Client-Side Scripting

The final section of this chapter takes a brief look at client-side (ie., browser) scripting.

Suppose you have a form with two tabs and a bunch of data controls. When the user clicks the Save button, the script checks that the data controls contain valid data, and if not, switches to whichever tab contains the offending controls. Only if everything is OK is the data actually saved. This will work correctly if you export the form and run it under RekallWeb. But, it is a bit of a pain for the form to be submitted, and for the server to reload data from the database, only to find that some data control is invalid, at which point the data is passed back to the browser unchanged, except for a popup message that warns of the invalid data.

To get round this, RekallWeb adds a split between server-side and client-side scripting. Server-side scripts are implemented in python, and run inside RekallWeb. Client-side scripts are implemented in JavaScript and run within the web browser. Also, RekallWeb provides a mechanism whereby the execution of a client-side script can control whether the form is submitted to the web server and the server-side script then executed.

In the above example, the client-side script would do all the verification work, and only trigger the submission if the data controls are valid; hence, the user's time will not be wasted on a server-and-back trip if the data is invalid. Of course, you might want to repeat the verification server-side, as a protection against malicious interference, but if the user is trying to hack your system, a server-and-back delay is just fine! The transfer of control from the client-side to the server-side is also quite simple; where an event has both client-side and server-side scripts, if the client-side script returns a true result then the form will be submitted and the server-side script executed (and if the result is false, nothing is submitted).

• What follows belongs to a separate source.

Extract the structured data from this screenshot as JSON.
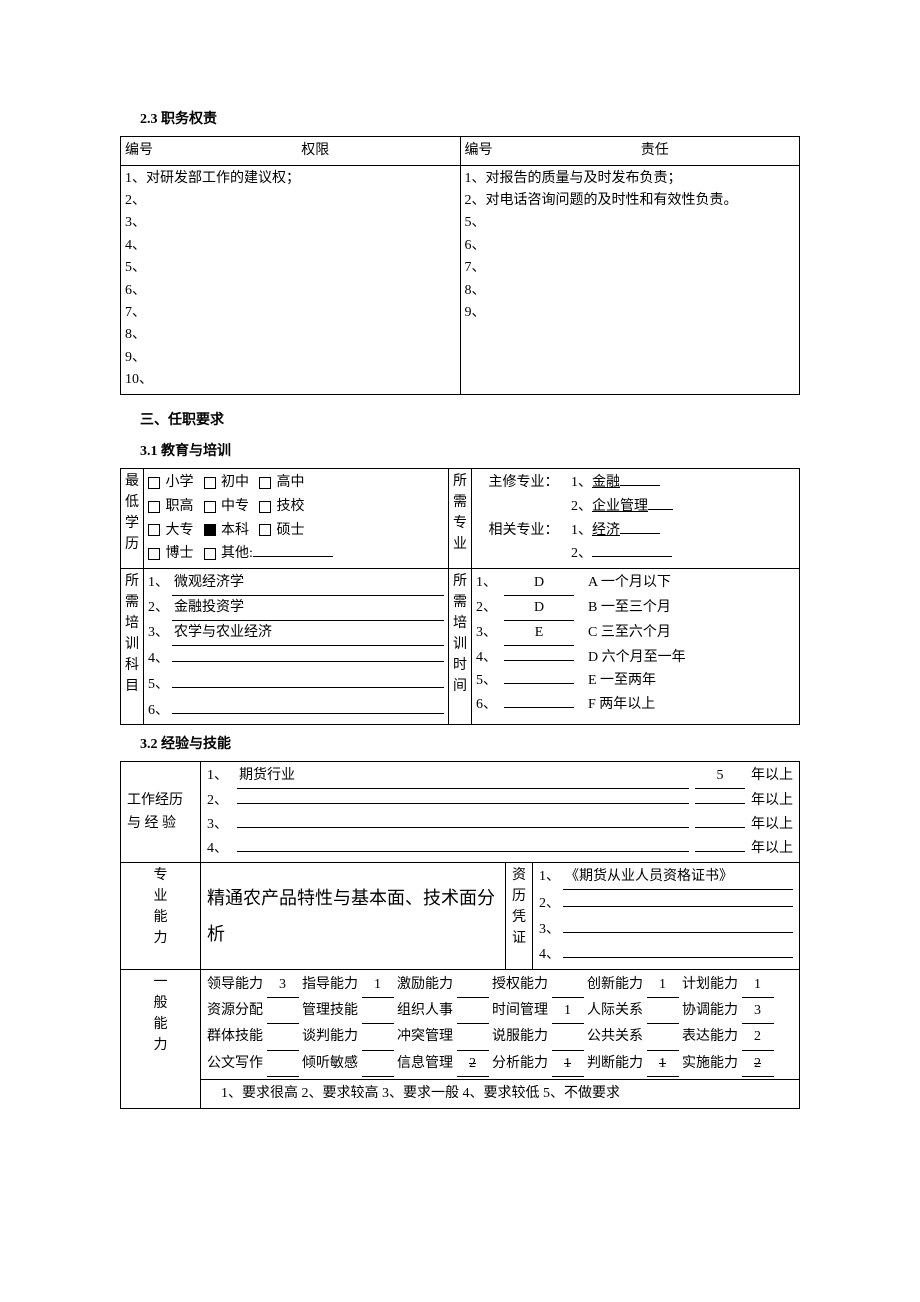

This is, by the way, no restriction on combinations of client-side and server-side scripts. You can have an event which has a client-side script only, and vice-versa.

So that the same forms can execute in Rekall and RekallWeb, Rekall will run the same client-side and server-side scripts itself, so that the form should execute the same. This uses the KJS scripting engine as well as the python engine. This has been ported to both Windows (fairly easy) and OS/X (easy-peasy), so this functionality is available on all platforms on which Rekall runs (and in bit the KDE and QT-only Linux versions).